11 thoughts on “A memória dos grandes

  1. Rafael:

    Eu vi die and let die; filme do 007, em que o tema, die and let die, foi cantado pelo Paul, já nos Wings. Para mim essa música msotra que o Palul era um poço de criatividade, recriando em cima de um tema, já ná época, muito batido, que é o tema do 007 e fazendo um rock de primeira linha e ainda por cima um música muito linda. Você sabe se a letra é dele?

  2. Santiago, o título correto é “Live and let die”. A letra é dele, sim. A produção é de George Martin. Primeira vez que um ex-beatle voltou atrabalhar com Martin. 1973, se não me engano.

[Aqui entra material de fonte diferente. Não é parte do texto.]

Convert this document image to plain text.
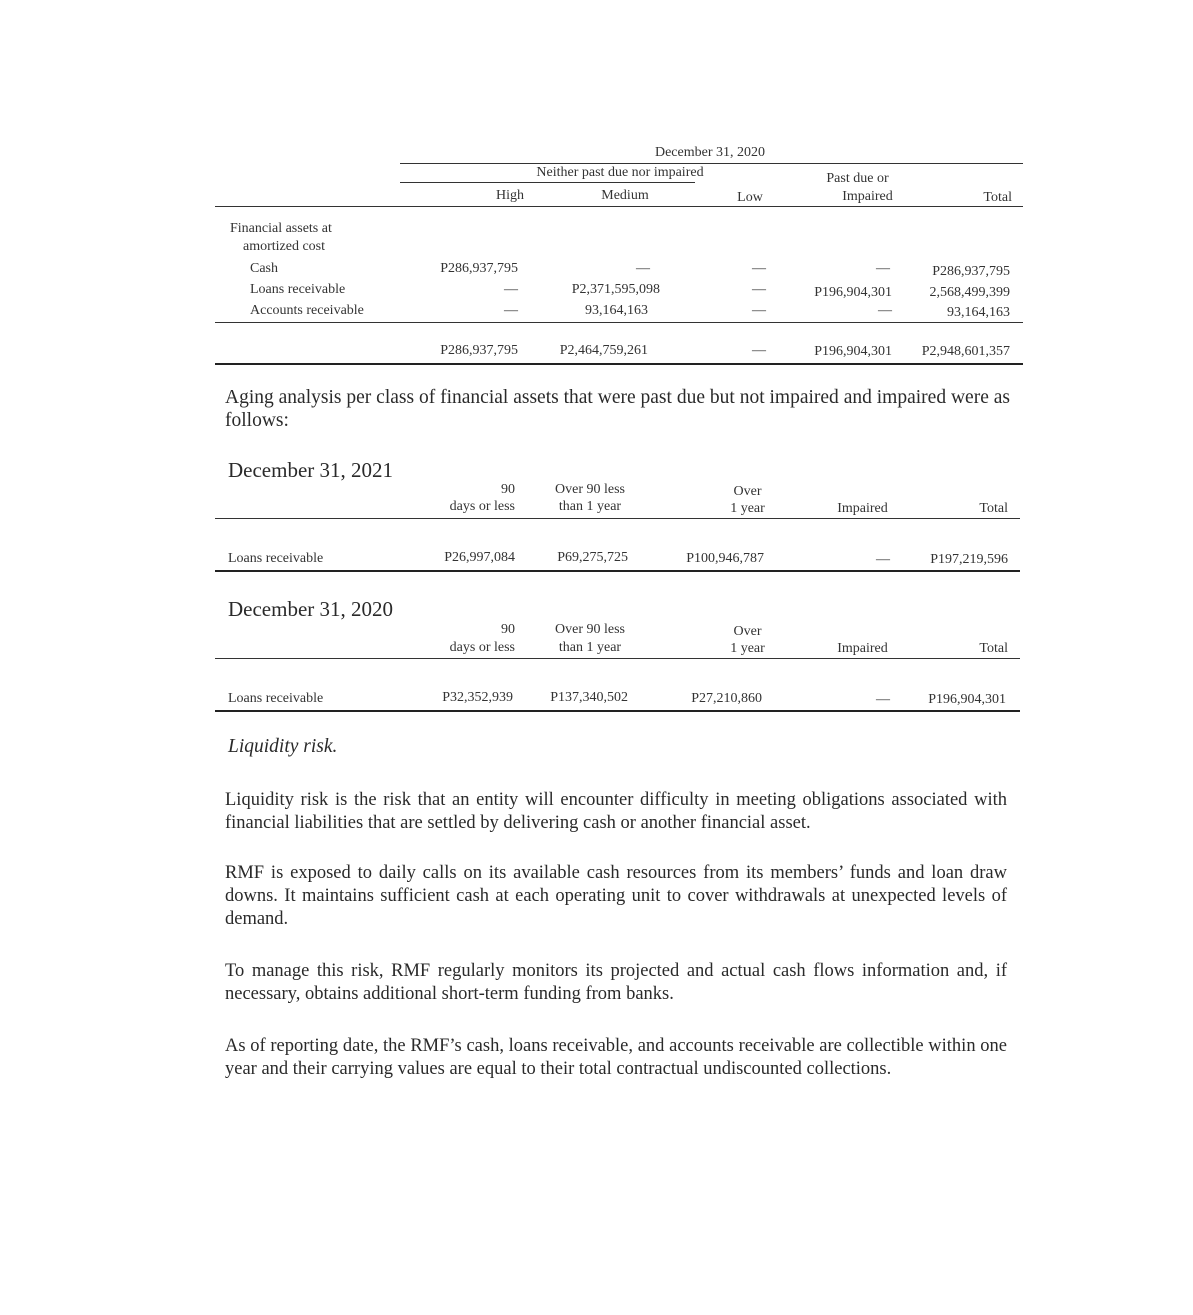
December 31, 2020
Neither past due nor impaired
High	Medium	Low
Past due or
Impaired	Total
Financial assets at
amortized cost
Cash	P286,937,795	—	—	—	P286,937,795
Loans receivable	—	P2,371,595,098	—	P196,904,301	2,568,499,399
Accounts receivable	—	93,164,163	—	—	93,164,163
P286,937,795	P2,464,759,261	—	P196,904,301	P2,948,601,357
Aging analysis per class of financial assets that were past due but not impaired and impaired were as follows:
December 31, 2021
90
days or less
Over 90 less
than 1 year
Over
1 year	Impaired	Total
Loans receivable	P26,997,084	P69,275,725	P100,946,787	—	P197,219,596
December 31, 2020
90
days or less
Over 90 less
than 1 year
Over
1 year	Impaired	Total
Loans receivable	P32,352,939	P137,340,502	P27,210,860	—	P196,904,301
Liquidity risk.
Liquidity risk is the risk that an entity will encounter difficulty in meeting obligations associated with financial liabilities that are settled by delivering cash or another financial asset.
RMF is exposed to daily calls on its available cash resources from its members’ funds and loan draw downs. It maintains sufficient cash at each operating unit to cover withdrawals at unexpected levels of demand.
To manage this risk, RMF regularly monitors its projected and actual cash flows information and, if necessary, obtains additional short-term funding from banks.
As of reporting date, the RMF’s cash, loans receivable, and accounts receivable are collectible within one year and their carrying values are equal to their total contractual undiscounted collections.
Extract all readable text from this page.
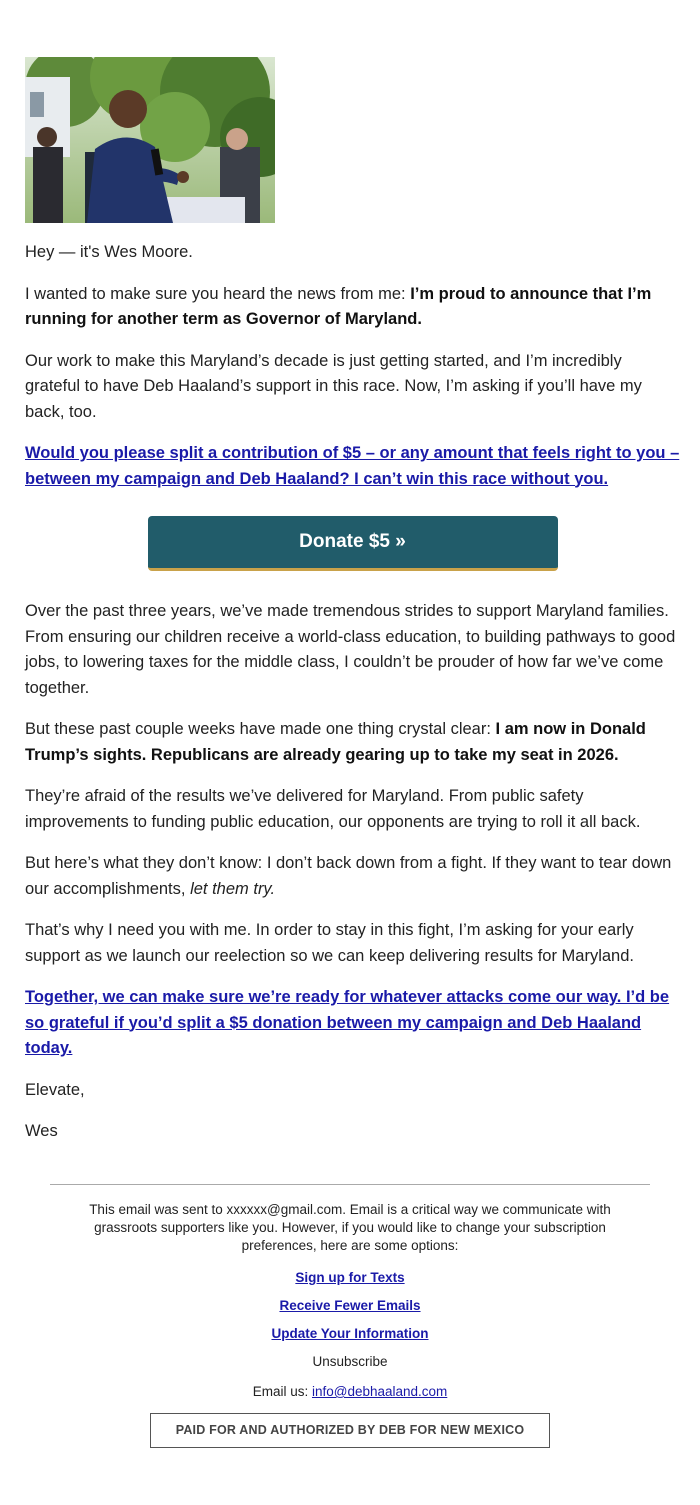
Hey — it's Wes Moore.

I wanted to make sure you heard the news from me: I’m proud to announce that I’m running for another term as Governor of Maryland.

Our work to make this Maryland’s decade is just getting started, and I’m incredibly grateful to have Deb Haaland’s support in this race. Now, I’m asking if you’ll have my back, too.

Would you please split a contribution of $5 – or any amount that feels right to you – between my campaign and Deb Haaland? I can’t win this race without you.

Donate $5 »

Over the past three years, we’ve made tremendous strides to support Maryland families. From ensuring our children receive a world-class education, to building pathways to good jobs, to lowering taxes for the middle class, I couldn’t be prouder of how far we’ve come together.

But these past couple weeks have made one thing crystal clear: I am now in Donald Trump’s sights. Republicans are already gearing up to take my seat in 2026.

They’re afraid of the results we’ve delivered for Maryland. From public safety improvements to funding public education, our opponents are trying to roll it all back.

But here’s what they don’t know: I don’t back down from a fight. If they want to tear down our accomplishments, let them try.

That’s why I need you with me. In order to stay in this fight, I’m asking for your early support as we launch our reelection so we can keep delivering results for Maryland.

Together, we can make sure we’re ready for whatever attacks come our way. I’d be so grateful if you’d split a $5 donation between my campaign and Deb Haaland today.

Elevate,

Wes

This email was sent to xxxxxx@gmail.com. Email is a critical way we communicate with grassroots supporters like you. However, if you would like to change your subscription preferences, here are some options:
Sign up for Texts
Receive Fewer Emails
Update Your Information
Unsubscribe
Email us: info@debhaaland.com
PAID FOR AND AUTHORIZED BY DEB FOR NEW MEXICO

  3. Concordo com tudo que você disse, menos a parte de esse ser um excelente álbum de Macca. Achei chatíssimo, nem se compara o anterior (onde, pra mim, o grande “feito”, por assim dizer, foi Macca voltar a fazer um som que lembra o que ele fazia de melhor nos Beatles).

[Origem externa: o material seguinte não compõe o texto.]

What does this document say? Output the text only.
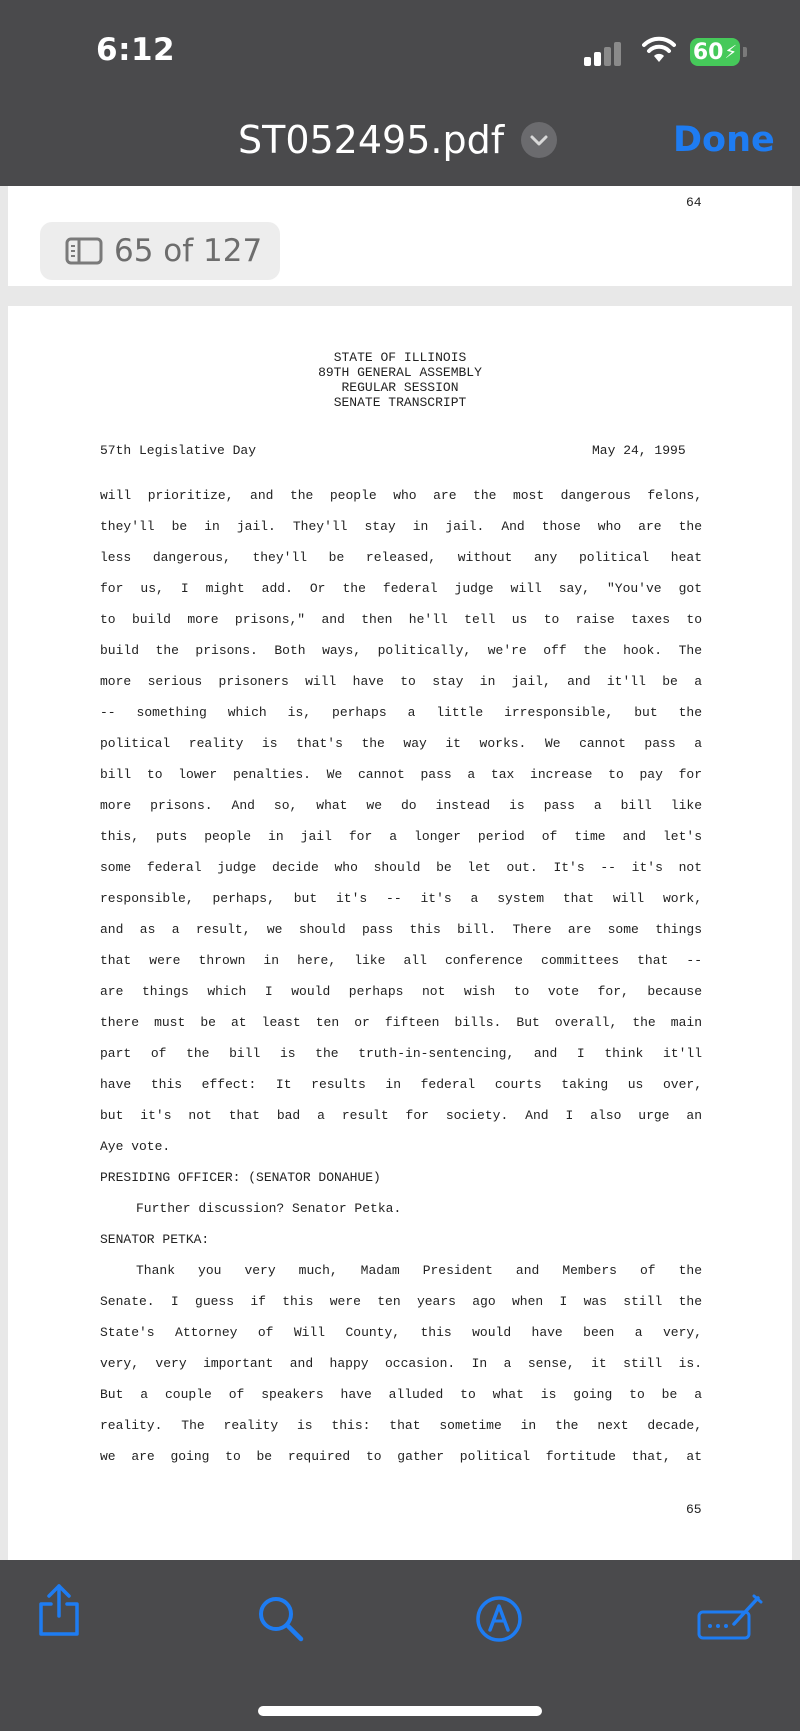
6:12	60 ⚡
ST052495.pdf	Done
64
65 of 127
STATE OF ILLINOIS
89TH GENERAL ASSEMBLY
REGULAR SESSION
SENATE TRANSCRIPT
57th Legislative Day	May 24, 1995
will prioritize, and the people who are the most dangerous felons,
they'll be in jail. They'll stay in jail. And those who are the
less dangerous, they'll be released, without any political heat
for us, I might add. Or the federal judge will say, "You've got
to build more prisons," and then he'll tell us to raise taxes to
build the prisons. Both ways, politically, we're off the hook. The
more serious prisoners will have to stay in jail, and it'll be a
-- something which is, perhaps a little irresponsible, but the
political reality is that's the way it works. We cannot pass a
bill to lower penalties. We cannot pass a tax increase to pay for
more prisons. And so, what we do instead is pass a bill like
this, puts people in jail for a longer period of time and let's
some federal judge decide who should be let out. It's -- it's not
responsible, perhaps, but it's -- it's a system that will work,
and as a result, we should pass this bill. There are some things
that were thrown in here, like all conference committees that --
are things which I would perhaps not wish to vote for, because
there must be at least ten or fifteen bills. But overall, the main
part of the bill is the truth-in-sentencing, and I think it'll
have this effect: It results in federal courts taking us over,
but it's not that bad a result for society. And I also urge an
Aye vote.
PRESIDING OFFICER: (SENATOR DONAHUE)
Further discussion? Senator Petka.
SENATOR PETKA:
Thank you very much, Madam President and Members of the
Senate. I guess if this were ten years ago when I was still the
State's Attorney of Will County, this would have been a very,
very, very important and happy occasion. In a sense, it still is.
But a couple of speakers have alluded to what is going to be a
reality. The reality is this: that sometime in the next decade,
we are going to be required to gather political fortitude that, at
65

  4. O forte de paul , sempre foi fazer músicas bonitinhas, qualquer vovô gosta daquelas coisas fofinhas que ele sempre fez e continua fazendo
    até hoje, inclusive, john lennon disse algo parecido quando o chamou de compositor de baladinhas ou algo parecido, sinto muito mas essa é minha humilde opinião,
    quanto aos os stones só terem lançado coisas medíocres de alguns anos pra cá eu discordo, voodoo lounge, stripped, bigger bang são bons albuns, claro! não estão no mesmo nível dos antigos, mas são bons discos,
    quanto ao paul , sem dúvida ele fez boas canções, mas sempre aquela
    coisa inapropriada pra quem sofre de diabetes, e o dylan!? bom o dylan passou os anos 80 só fazendo lixo! a coisa só veio melhorar a pouco tempo com” Modern times”, falando de anos 80! só o tatto you e o undercover of the night deixa no chinelo qualquer disco de paul ou dylan.

  5. Rafael:

    Tem razão o nome do filme é, realmente, “Live and let die”. ou seja, “Viva e deixe morrer”! Você sabia que o titulo o livro do Ian Flemming no Brasil é Ös outros que se danem”? É coerente, mas é de doer!

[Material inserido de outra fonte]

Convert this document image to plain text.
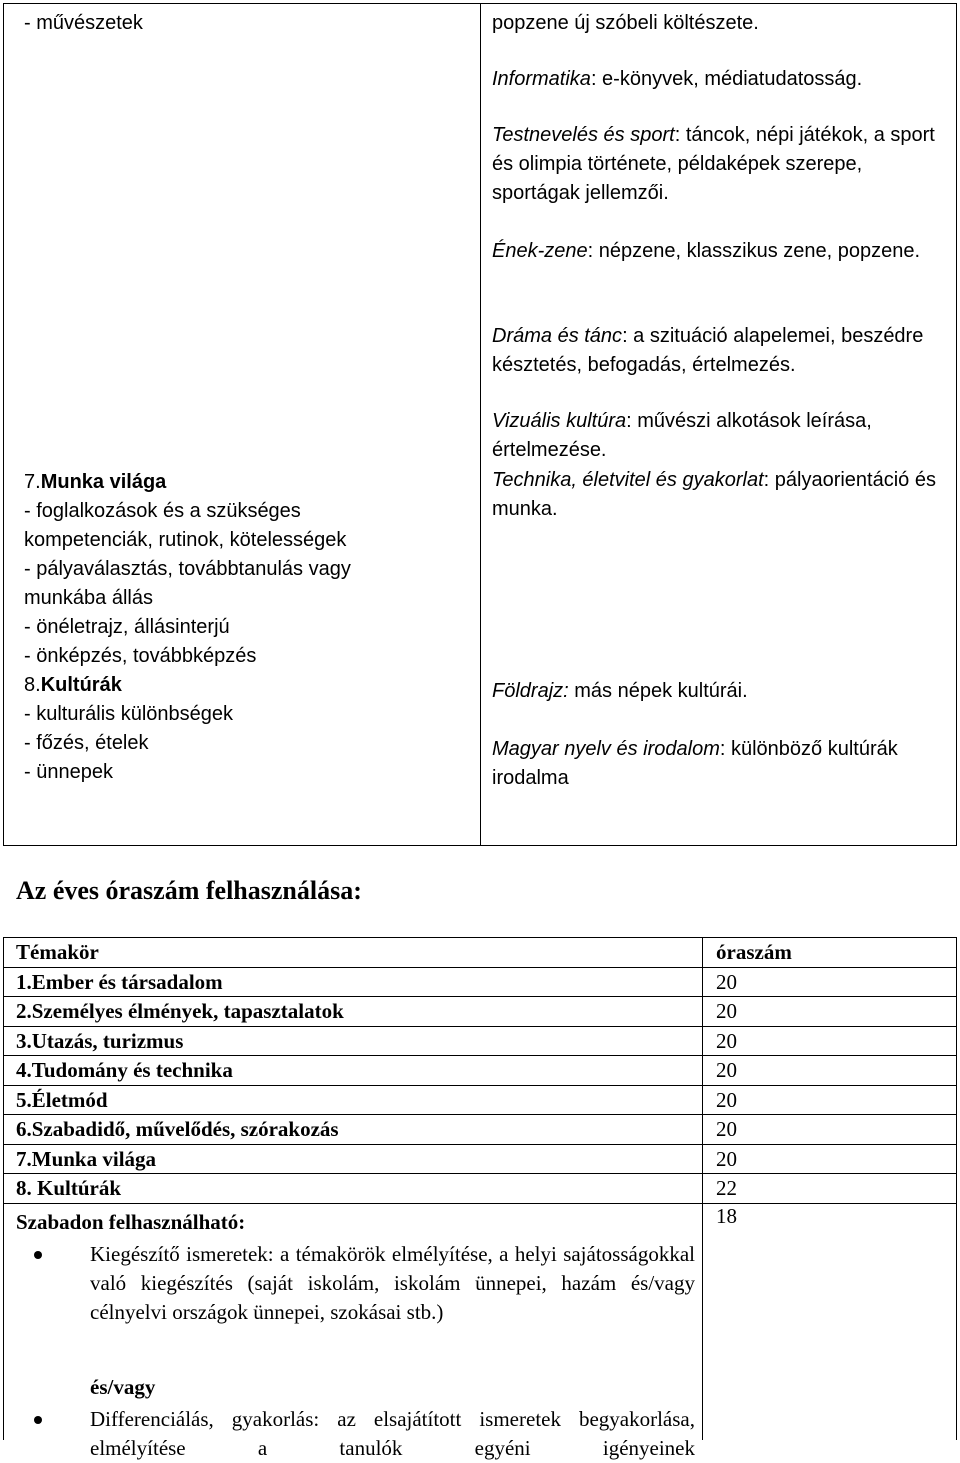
- művészetek
7.Munka világa
- foglalkozások és a szükséges
kompetenciák, rutinok, kötelességek
- pályaválasztás, továbbtanulás vagy
munkába állás
- önéletrajz, állásinterjú
- önképzés, továbbképzés
8.Kultúrák
- kulturális különbségek
- főzés, ételek
- ünnepek

popzene új szóbeli költészete.

Informatika: e-könyvek, médiatudatosság.

Testnevelés és sport: táncok, népi játékok, a sport és olimpia története, példaképek szerepe, sportágak jellemzői.

Ének-zene: népzene, klasszikus zene, popzene.

Dráma és tánc: a szituáció alapelemei, beszédre késztetés, befogadás, értelmezés.

Vizuális kultúra: művészi alkotások leírása, értelmezése.

Technika, életvitel és gyakorlat: pályaorientáció és munka.

Földrajz: más népek kultúrái.

Magyar nyelv és irodalom: különböző kultúrák irodalma

Az éves óraszám felhasználása:
Témakör	óraszám
1.Ember és társadalom	20
2.Személyes élmények, tapasztalatok	20
3.Utazás, turizmus	20
4.Tudomány és technika	20
5.Életmód	20
6.Szabadidő, művelődés, szórakozás	20
7.Munka világa	20
8. Kultúrák	22
Szabadon felhasználható:	18
Kiegészítő ismeretek: a témakörök elmélyítése, a helyi sajátosságokkal való kiegészítés (saját iskolám, iskolám ünnepei, hazám és/vagy célnyelvi országok ünnepei, szokásai stb.)
és/vagy
Differenciálás, gyakorlás: az elsajátított ismeretek begyakorlása, elmélyítése a tanulók egyéni igényeinek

    Obrigado pela correçào e resposta!

  6. Rafael, muito bons são os seus posts sobre música.
    Sabe, uma coisa que eu, que também sou fã de Beatles, adoraria ver no seu blog seria os seus comentários e a suas experiências pessoais sobre cada um dos discos oficiais (ingleses) que eles lançaram de 1962 a 1970.

    Abraço.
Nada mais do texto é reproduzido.